Le "Parlement", en gros, représente les assemblées des représentants du peuple : en France, l'Assemblée Nationale et le Sénat.
Pourquoi ce mot ? C'est simple : dans ces assemblées, on parle, et beaucoup. Et c'est bien son origine.

Le "parlement" représente donc a priori le fait de parler. Cette suffixation se trouve encore en français moderne (rendement), mais semble plus fréquente en ancien français : souvenons-nous par exemple du "partement" d'Anne dont se désole son soupirant, Clément Marot : le "partement" d'Anne, c'est son départ.
"Parlement" a voulu d'abord dire conversation et discussion, et le mot est de la même famille que parole, parabole et palabre… Il a pu connaître divers emplois (un "parlement d'amour" était une cour assidue), mais bien vite, il s'est spécialisé : un "parlement" est une réunion où l'on doit discuter, délibérer, et décider de quelque chose. Donc, bien vite, le "parlement" est une assemblée délibérante et, en général, une assemblée de notables.

La monarchie française s'appuie donc sur ces "parlements", des assemblées des grands du royaume convoqués pour traiter d'affaires importantes. Et bien vite, le mot va se spécialiser dans le vocabulaire judiciaire ; le "Parlement" est une cour de justice ("Parlement de Bretagne", etc.). Autour du roi notamment, se réunit la "curia regis", dont l'activité la plus importante était la session judiciaire.

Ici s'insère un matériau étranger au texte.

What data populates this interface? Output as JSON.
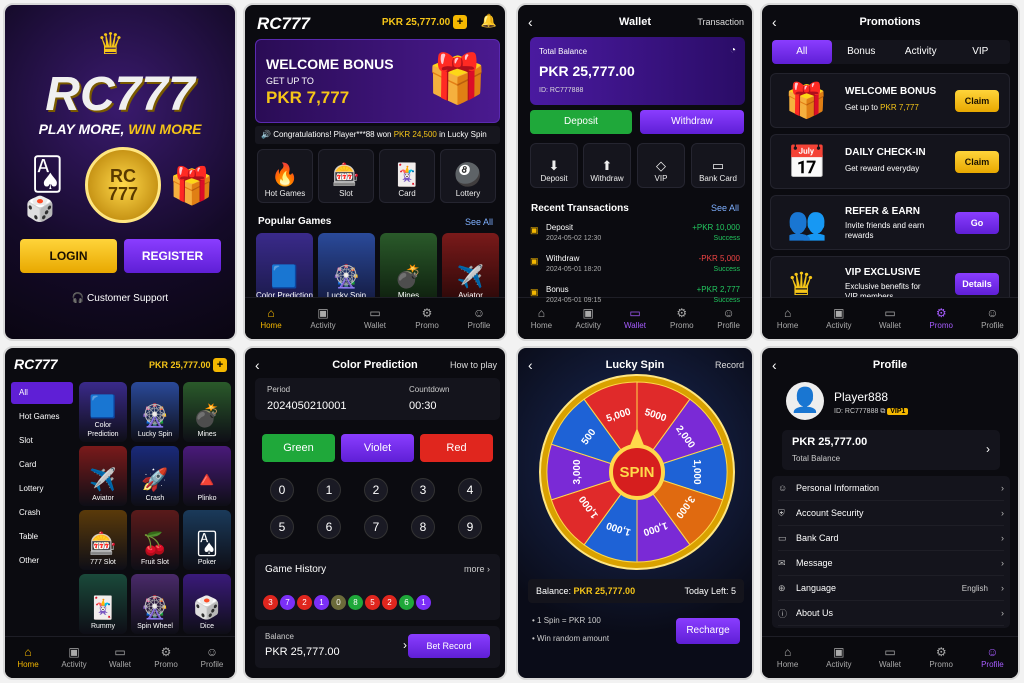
{
  "login": {
    "brand": "RC777",
    "tagline1": "PLAY MORE, ",
    "tagline2": "WIN MORE",
    "coin_text": "RC\n777",
    "login": "LOGIN",
    "register": "REGISTER",
    "support": "Customer Support"
  },
  "home": {
    "logo": "RC777",
    "balance": "PKR 25,777.00",
    "bonus_title": "WELCOME BONUS",
    "bonus_sub": "GET UP TO",
    "bonus_amount": "PKR 7,777",
    "ticker_pre": "Congratulations! Player***88 won ",
    "ticker_amt": "PKR 24,500",
    "ticker_post": " in Lucky Spin",
    "cats": [
      {
        "label": "Hot Games",
        "icon": "fire"
      },
      {
        "label": "Slot",
        "icon": "slot"
      },
      {
        "label": "Card",
        "icon": "cards"
      },
      {
        "label": "Lottery",
        "icon": "balls"
      }
    ],
    "popular": "Popular Games",
    "see_all": "See All",
    "games": [
      {
        "label": "Color Prediction"
      },
      {
        "label": "Lucky Spin"
      },
      {
        "label": "Mines"
      },
      {
        "label": "Aviator"
      }
    ]
  },
  "nav": {
    "home": "Home",
    "activity": "Activity",
    "wallet": "Wallet",
    "promo": "Promo",
    "profile": "Profile"
  },
  "wallet": {
    "title": "Wallet",
    "right": "Transaction",
    "total_label": "Total Balance",
    "total": "PKR 25,777.00",
    "id": "ID: RC777888",
    "deposit": "Deposit",
    "withdraw": "Withdraw",
    "quick": [
      "Deposit",
      "Withdraw",
      "VIP",
      "Bank Card"
    ],
    "recent": "Recent Transactions",
    "see_all": "See All",
    "tx": [
      {
        "name": "Deposit",
        "date": "2024-05-02 12:30",
        "amount": "+PKR 10,000",
        "status": "Success",
        "color": "#22c55e"
      },
      {
        "name": "Withdraw",
        "date": "2024-05-01 18:20",
        "amount": "-PKR 5,000",
        "status": "Success",
        "color": "#ef4444"
      },
      {
        "name": "Bonus",
        "date": "2024-05-01 09:15",
        "amount": "+PKR 2,777",
        "status": "Success",
        "color": "#22c55e"
      }
    ]
  },
  "promo": {
    "title": "Promotions",
    "tabs": [
      "All",
      "Bonus",
      "Activity",
      "VIP"
    ],
    "items": [
      {
        "title": "WELCOME BONUS",
        "sub": "Get up to ",
        "sub_hl": "PKR 7,777",
        "btn": "Claim",
        "icon": "gift"
      },
      {
        "title": "DAILY CHECK-IN",
        "sub": "Get reward everyday",
        "sub_hl": "",
        "btn": "Claim",
        "icon": "calendar"
      },
      {
        "title": "REFER & EARN",
        "sub": "Invite friends and earn rewards",
        "sub_hl": "",
        "btn": "Go",
        "icon": "friends"
      },
      {
        "title": "VIP EXCLUSIVE",
        "sub": "Exclusive benefits for VIP members",
        "sub_hl": "",
        "btn": "Details",
        "icon": "crown"
      }
    ]
  },
  "lobby": {
    "logo": "RC777",
    "balance": "PKR 25,777.00",
    "side": [
      "All",
      "Hot Games",
      "Slot",
      "Card",
      "Lottery",
      "Crash",
      "Table",
      "Other"
    ],
    "games": [
      "Color Prediction",
      "Lucky Spin",
      "Mines",
      "Aviator",
      "Crash",
      "Plinko",
      "777 Slot",
      "Fruit Slot",
      "Poker",
      "Rummy",
      "Spin Wheel",
      "Dice"
    ]
  },
  "color": {
    "title": "Color Prediction",
    "right": "How to play",
    "period_label": "Period",
    "period": "2024050210001",
    "count_label": "Countdown",
    "count": "00:30",
    "green": "Green",
    "violet": "Violet",
    "red": "Red",
    "nums": [
      "0",
      "1",
      "2",
      "3",
      "4",
      "5",
      "6",
      "7",
      "8",
      "9"
    ],
    "history": "Game History",
    "more": "more",
    "hist": [
      "3",
      "7",
      "2",
      "1",
      "0",
      "8",
      "5",
      "2",
      "6",
      "1"
    ],
    "bal_label": "Balance",
    "balance": "PKR 25,777.00",
    "bet_record": "Bet Record"
  },
  "spin": {
    "title": "Lucky Spin",
    "right": "Record",
    "center": "SPIN",
    "values": [
      "5000",
      "2,000",
      "1,000",
      "3,000",
      "1,000",
      "1,000",
      "1,000",
      "3,000",
      "500",
      "5,000"
    ],
    "bal_label": "Balance: ",
    "balance": "PKR 25,777.00",
    "left_label": "Today Left: ",
    "left": "5",
    "rule1": "• 1 Spin = PKR 100",
    "rule2": "• Win random amount",
    "recharge": "Recharge"
  },
  "profile": {
    "title": "Profile",
    "name": "Player888",
    "id": "ID: RC777888",
    "vip": "VIP1",
    "balance": "PKR 25,777.00",
    "bal_label": "Total Balance",
    "menu": [
      {
        "label": "Personal Information",
        "right": ""
      },
      {
        "label": "Account Security",
        "right": ""
      },
      {
        "label": "Bank Card",
        "right": ""
      },
      {
        "label": "Message",
        "right": ""
      },
      {
        "label": "Language",
        "right": "English"
      },
      {
        "label": "About Us",
        "right": ""
      }
    ]
  },
  "colors": {
    "gold": "#f5b800",
    "purple": "#7b2ff7",
    "green": "#1fa83a",
    "red": "#e0261e"
  }
}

Au XIIIème siècle, l'histoire anglaise nous emprunte le mot sous la forme "Parliament" ou "Parlement", et le mot va rester essentiel dans les institutions anglaises. Il désigne les deux chambres, des Lords et des Communes.

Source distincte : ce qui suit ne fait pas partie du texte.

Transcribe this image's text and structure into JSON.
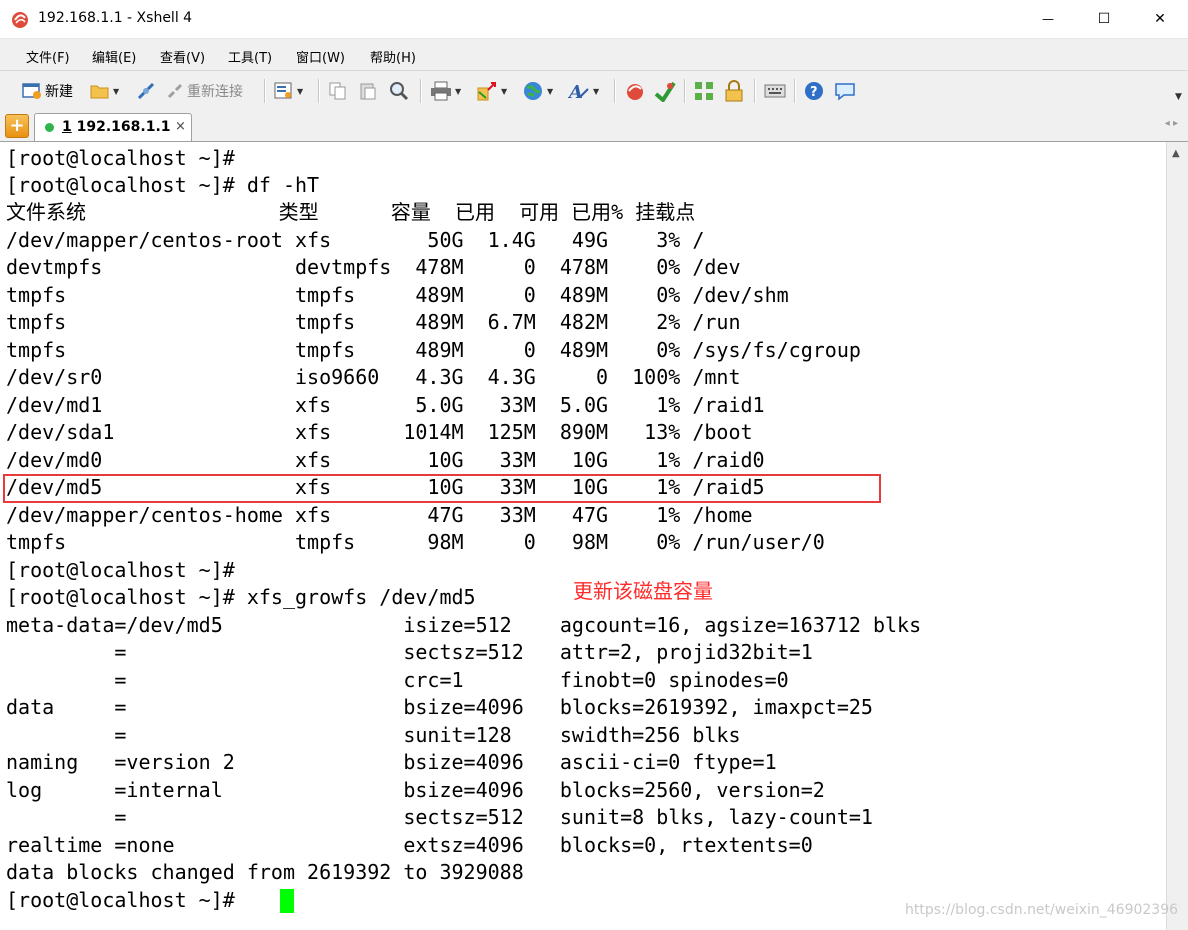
{
  "window": {
    "title": "192.168.1.1 - Xshell 4",
    "minimize_glyph": "—",
    "maximize_glyph": "☐",
    "close_glyph": "✕"
  },
  "menu": {
    "items": [
      "文件(F)",
      "编辑(E)",
      "查看(V)",
      "工具(T)",
      "窗口(W)",
      "帮助(H)"
    ]
  },
  "toolbar": {
    "new_label": "新建",
    "reconnect_label": "重新连接"
  },
  "tabs": {
    "add_glyph": "+",
    "active_number": "1",
    "active_label": "192.168.1.1",
    "close_glyph": "×",
    "nav_arrows": "◂ ▸"
  },
  "terminal": {
    "lines": [
      "[root@localhost ~]#",
      "[root@localhost ~]# df -hT",
      "文件系统                类型      容量  已用  可用 已用% 挂载点",
      "/dev/mapper/centos-root xfs        50G  1.4G   49G    3% /",
      "devtmpfs                devtmpfs  478M     0  478M    0% /dev",
      "tmpfs                   tmpfs     489M     0  489M    0% /dev/shm",
      "tmpfs                   tmpfs     489M  6.7M  482M    2% /run",
      "tmpfs                   tmpfs     489M     0  489M    0% /sys/fs/cgroup",
      "/dev/sr0                iso9660   4.3G  4.3G     0  100% /mnt",
      "/dev/md1                xfs       5.0G   33M  5.0G    1% /raid1",
      "/dev/sda1               xfs      1014M  125M  890M   13% /boot",
      "/dev/md0                xfs        10G   33M   10G    1% /raid0",
      "/dev/md5                xfs        10G   33M   10G    1% /raid5",
      "/dev/mapper/centos-home xfs        47G   33M   47G    1% /home",
      "tmpfs                   tmpfs      98M     0   98M    0% /run/user/0",
      "[root@localhost ~]#",
      "[root@localhost ~]# xfs_growfs /dev/md5",
      "meta-data=/dev/md5               isize=512    agcount=16, agsize=163712 blks",
      "         =                       sectsz=512   attr=2, projid32bit=1",
      "         =                       crc=1        finobt=0 spinodes=0",
      "data     =                       bsize=4096   blocks=2619392, imaxpct=25",
      "         =                       sunit=128    swidth=256 blks",
      "naming   =version 2              bsize=4096   ascii-ci=0 ftype=1",
      "log      =internal               bsize=4096   blocks=2560, version=2",
      "         =                       sectsz=512   sunit=8 blks, lazy-count=1",
      "realtime =none                   extsz=4096   blocks=0, rtextents=0",
      "data blocks changed from 2619392 to 3929088",
      "[root@localhost ~]#"
    ],
    "annotation": "更新该磁盘容量",
    "cursor_color": "#00ff00",
    "highlight_color": "#e53b3b"
  },
  "scrollbar": {
    "up_glyph": "▲"
  },
  "watermark": "https://blog.csdn.net/weixin_46902396"
}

En France, la Révolution supprime le "parlement" d'Ancien Régime le 7 novembre 1790, et le mot, trop lié probablement à l'histoire monarchique, ne sera pas utilisé pour désigner les assemblées du peuple. Toutefois, on l'a vu, le mot est encore employé de façon générique pour désigner -assez vaguement- députés et sénateurs. D'ailleurs, de façon générale, on appelle "parlementaire" un élu à l'une de ces deux chambres.

Et l'adjectif "parlementaire", lui, est souvent utilisé. Une "monarchie parlementaire" fait immanquablement penser à l'anglaise, et s'oppose assez naturellement à la monarchie absolue qui brilla en France durant le dernier siècle et demi de l'ancien régime. Une "monarchie parlementaire", un régime, un système "parlementaires", indiquent grosso modo qu'il existe un contrepoids et une limite institutionnelle à l'exécutif.